MBC Church Planting Director Jerry Field keeps a color-coded chart and map of Missouri with 16 “hotspots” of various tribes of people like “Joplin Drug Culture,” “St. Louis (inner city) Set Free” and “Springfield Filipino” that stand in need of church planters and sponsoring MBC churches.
“There are segments of population, people groups and places, that are rising to the surface and just kind of demanding our attention,” Field said. “They’ve really become points of focus for us.”
Field said more and more hotspots are materializing.

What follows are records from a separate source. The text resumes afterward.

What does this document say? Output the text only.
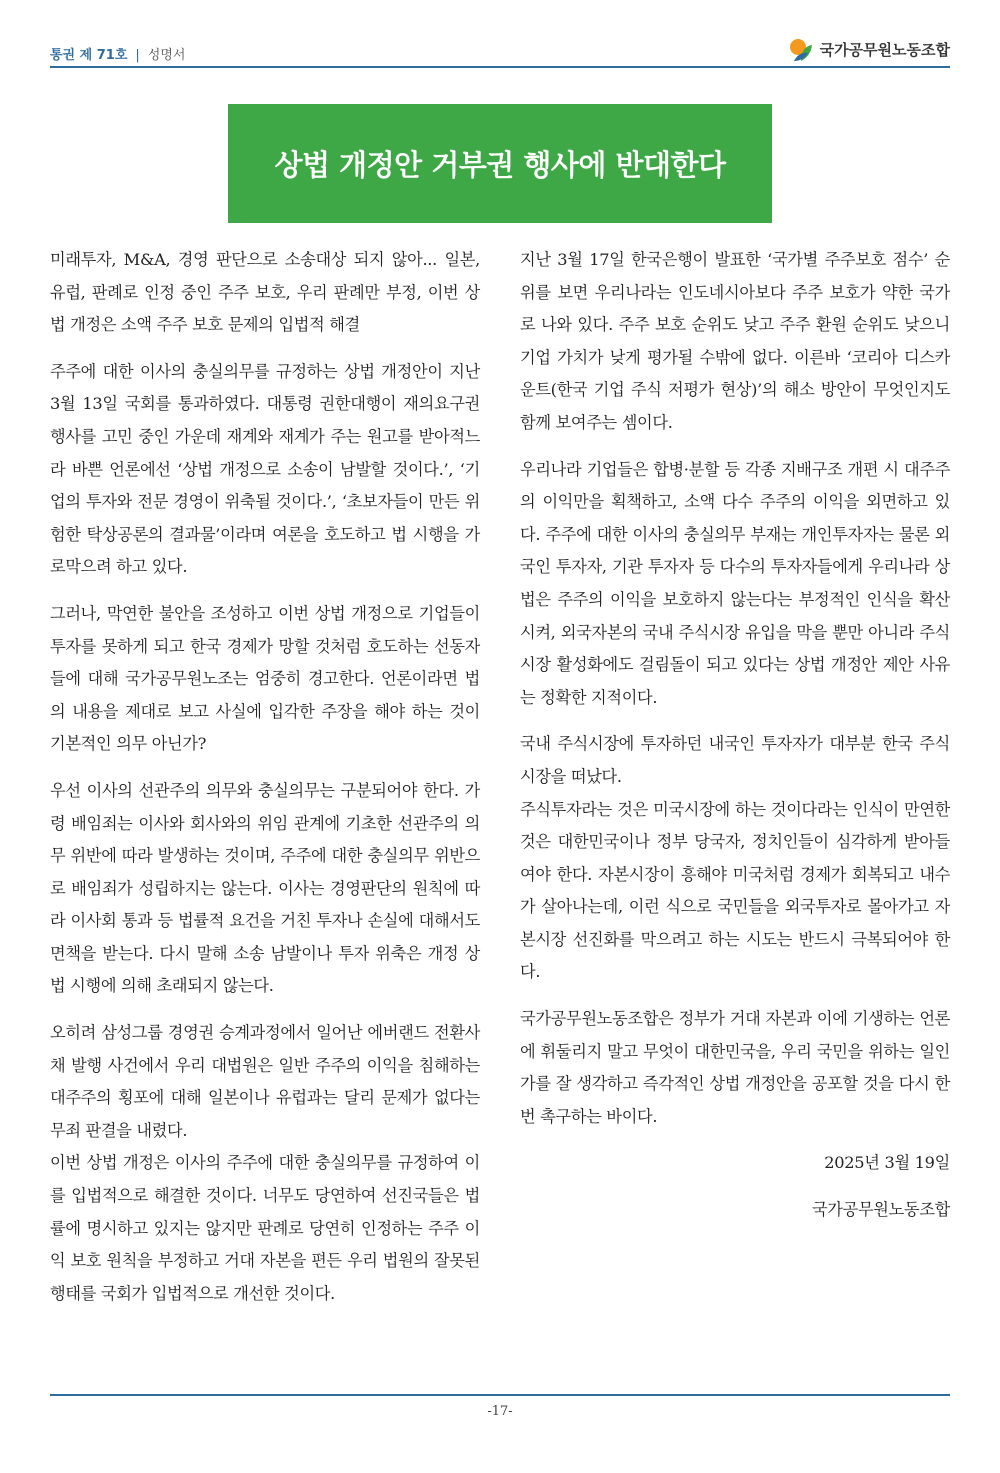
통권 제 71호 | 성명서	국가공무원노동조합
상법 개정안 거부권 행사에 반대한다

미래투자, M&A, 경영 판단으로 소송대상 되지 않아... 일본, 유럽, 판례로 인정 중인 주주 보호, 우리 판례만 부정, 이번 상법 개정은 소액 주주 보호 문제의 입법적 해결

주주에 대한 이사의 충실의무를 규정하는 상법 개정안이 지난 3월 13일 국회를 통과하였다. 대통령 권한대행이 재의요구권 행사를 고민 중인 가운데 재계와 재계가 주는 원고를 받아적느라 바쁜 언론에선 ‘상법 개정으로 소송이 남발할 것이다.’, ‘기업의 투자와 전문 경영이 위축될 것이다.’, ‘초보자들이 만든 위험한 탁상공론의 결과물’이라며 여론을 호도하고 법 시행을 가로막으려 하고 있다.

그러나, 막연한 불안을 조성하고 이번 상법 개정으로 기업들이 투자를 못하게 되고 한국 경제가 망할 것처럼 호도하는 선동자들에 대해 국가공무원노조는 엄중히 경고한다. 언론이라면 법의 내용을 제대로 보고 사실에 입각한 주장을 해야 하는 것이 기본적인 의무 아닌가?

우선 이사의 선관주의 의무와 충실의무는 구분되어야 한다. 가령 배임죄는 이사와 회사와의 위임 관계에 기초한 선관주의 의무 위반에 따라 발생하는 것이며, 주주에 대한 충실의무 위반으로 배임죄가 성립하지는 않는다. 이사는 경영판단의 원칙에 따라 이사회 통과 등 법률적 요건을 거친 투자나 손실에 대해서도 면책을 받는다. 다시 말해 소송 남발이나 투자 위축은 개정 상법 시행에 의해 초래되지 않는다.

오히려 삼성그룹 경영권 승계과정에서 일어난 에버랜드 전환사채 발행 사건에서 우리 대법원은 일반 주주의 이익을 침해하는 대주주의 횡포에 대해 일본이나 유럽과는 달리 문제가 없다는 무죄 판결을 내렸다.

이번 상법 개정은 이사의 주주에 대한 충실의무를 규정하여 이를 입법적으로 해결한 것이다. 너무도 당연하여 선진국들은 법률에 명시하고 있지는 않지만 판례로 당연히 인정하는 주주 이익 보호 원칙을 부정하고 거대 자본을 편든 우리 법원의 잘못된 행태를 국회가 입법적으로 개선한 것이다.

지난 3월 17일 한국은행이 발표한 ‘국가별 주주보호 점수’ 순위를 보면 우리나라는 인도네시아보다 주주 보호가 약한 국가로 나와 있다. 주주 보호 순위도 낮고 주주 환원 순위도 낮으니 기업 가치가 낮게 평가될 수밖에 없다. 이른바 ‘코리아 디스카운트(한국 기업 주식 저평가 현상)’의 해소 방안이 무엇인지도 함께 보여주는 셈이다.

우리나라 기업들은 합병·분할 등 각종 지배구조 개편 시 대주주의 이익만을 획책하고, 소액 다수 주주의 이익을 외면하고 있다. 주주에 대한 이사의 충실의무 부재는 개인투자자는 물론 외국인 투자자, 기관 투자자 등 다수의 투자자들에게 우리나라 상법은 주주의 이익을 보호하지 않는다는 부정적인 인식을 확산시켜, 외국자본의 국내 주식시장 유입을 막을 뿐만 아니라 주식시장 활성화에도 걸림돌이 되고 있다는 상법 개정안 제안 사유는 정확한 지적이다.

국내 주식시장에 투자하던 내국인 투자자가 대부분 한국 주식시장을 떠났다.

주식투자라는 것은 미국시장에 하는 것이다라는 인식이 만연한 것은 대한민국이나 정부 당국자, 정치인들이 심각하게 받아들여야 한다. 자본시장이 흥해야 미국처럼 경제가 회복되고 내수가 살아나는데, 이런 식으로 국민들을 외국투자로 몰아가고 자본시장 선진화를 막으려고 하는 시도는 반드시 극복되어야 한다.

국가공무원노동조합은 정부가 거대 자본과 이에 기생하는 언론에 휘둘리지 말고 무엇이 대한민국을, 우리 국민을 위하는 일인가를 잘 생각하고 즉각적인 상법 개정안을 공포할 것을 다시 한번 촉구하는 바이다.

2025년 3월 19일

국가공무원노동조합

-17-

A new one that has yet to make the official list is in Missouri’s southwest corner.
“We’ve discovered recently that there are 71 Laotian families that have moved into McDonald County and purchased farms,” he said. “So there’s a very significant Laotian community down there and there’s no (church) work of any kind going on. That would be a 17th hotspot.”
Bosnians in south St. Louis, Hispanics in St. Charles and both the St. Louis southwest Interstate 44 Growth Corridor as well as the St. Louis west Interstate 70 Growth Corridor are all ripe for new churches.

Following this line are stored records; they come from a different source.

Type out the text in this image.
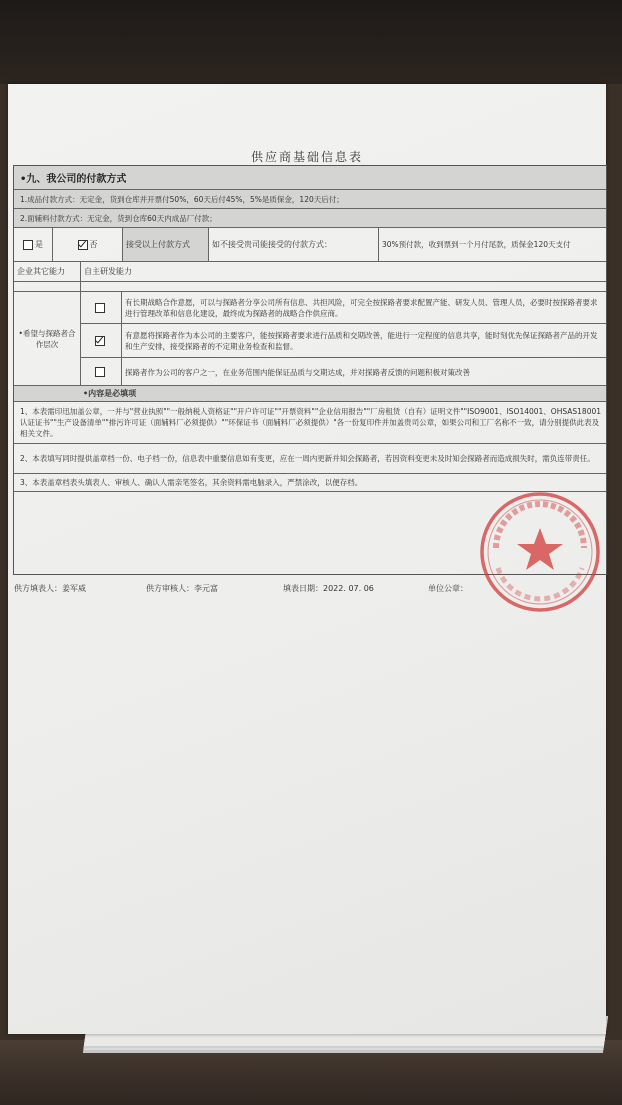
供应商基础信息表
•九、我公司的付款方式
1.成品付款方式：无定金，货到仓库并开票付50%，60天后付45%，5%是质保金，120天后付；
2.面辅料付款方式：无定金，货到仓库60天内成品厂付款；
是	否	接受以上付款方式	如不接受贵司能接受的付款方式：	30%预付款，收到票到一个月付尾款，质保金120天支付
企业其它能力	自主研发能力
•希望与探路者合作层次
有长期战略合作意愿，可以与探路者分享公司所有信息、共担风险，可完全按探路者要求配置产能、研发人员、管理人员，必要时按探路者要求进行管理改革和信息化建设，最终成为探路者的战略合作供应商。
有意愿将探路者作为本公司的主要客户，能按探路者要求进行品质和交期改善，能进行一定程度的信息共享，能时刻优先保证探路者产品的开发和生产安排，接受探路者的不定期业务检查和监督。
探路者作为公司的客户之一，在业务范围内能保证品质与交期达成，并对探路者反馈的问题积极对策改善
•内容是必填项
1、本表需印迅加盖公章，一并与"营业执照""一般纳税人资格证""开户许可证""开票资料""企业信用报告""厂房租赁（自有）证明文件""ISO9001、ISO14001、OHSAS18001认证证书""生产设备清单""排污许可证（面辅料厂必须提供）""环保证书（面辅料厂必须提供）"各一份复印件并加盖贵司公章，如果公司和工厂名称不一致，请分别提供此表及相关文件。
2、本表填写同时提供盖章档一份、电子档一份，信息表中重要信息如有变更，应在一周内更新并知会探路者，若因资料变更未及时知会探路者而造成损失时，需负连带责任。
3、本表盖章档表头填表人、审核人、确认人需亲笔签名，其余资料需电脑录入，严禁涂改，以便存档。
供方填表人：姜军威	供方审核人：李元富	填表日期：2022. 07. 06	单位公章：
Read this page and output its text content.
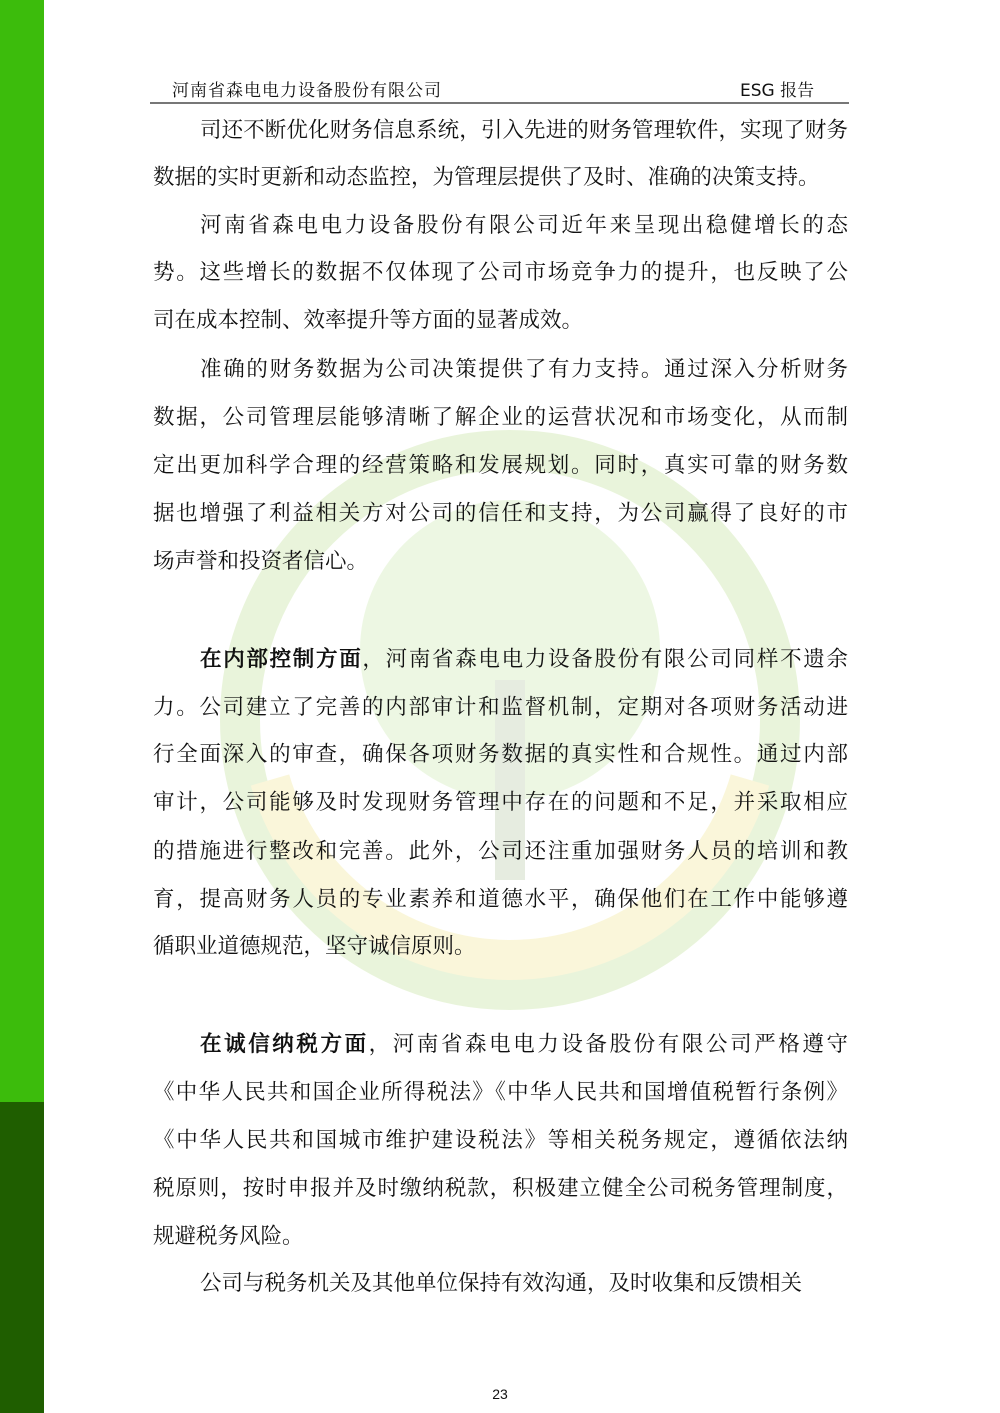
河南省森电电力设备股份有限公司	ESG 报告
司还不断优化财务信息系统，引入先进的财务管理软件，实现了财务
数据的实时更新和动态监控，为管理层提供了及时、准确的决策支持。
河南省森电电力设备股份有限公司近年来呈现出稳健增长的态
势。这些增长的数据不仅体现了公司市场竞争力的提升，也反映了公
司在成本控制、效率提升等方面的显著成效。
准确的财务数据为公司决策提供了有力支持。通过深入分析财务
数据，公司管理层能够清晰了解企业的运营状况和市场变化，从而制
定出更加科学合理的经营策略和发展规划。同时，真实可靠的财务数
据也增强了利益相关方对公司的信任和支持，为公司赢得了良好的市
场声誉和投资者信心。
在内部控制方面，河南省森电电力设备股份有限公司同样不遗余
力。公司建立了完善的内部审计和监督机制，定期对各项财务活动进
行全面深入的审查，确保各项财务数据的真实性和合规性。通过内部
审计，公司能够及时发现财务管理中存在的问题和不足，并采取相应
的措施进行整改和完善。此外，公司还注重加强财务人员的培训和教
育，提高财务人员的专业素养和道德水平，确保他们在工作中能够遵
循职业道德规范，坚守诚信原则。
在诚信纳税方面，河南省森电电力设备股份有限公司严格遵守
《中华人民共和国企业所得税法》《中华人民共和国增值税暂行条例》
《中华人民共和国城市维护建设税法》等相关税务规定，遵循依法纳
税原则，按时申报并及时缴纳税款，积极建立健全公司税务管理制度，
规避税务风险。
公司与税务机关及其他单位保持有效沟通，及时收集和反馈相关
23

“We just desperately need churches who would step forward,” Field said, referring to the role of existing MBC churches in the church planting process. “We need people who would be a primary partnering church. We also need others that partner at other kinds of levels. One of them would be a part of like a clustering partner. They, as well as others, would join together, sometimes to provide manpower, sometimes some additional funding. Prayer support is another way of partnering.
“We’re working hard, but often we don’t see any fruit from the hard work we put in this year for at least next year or maybe the next.”
The MBC church planting department is in the process of filling one vacant position in Kansas City and perhaps adding a fulltime position in St. Louis, Field said.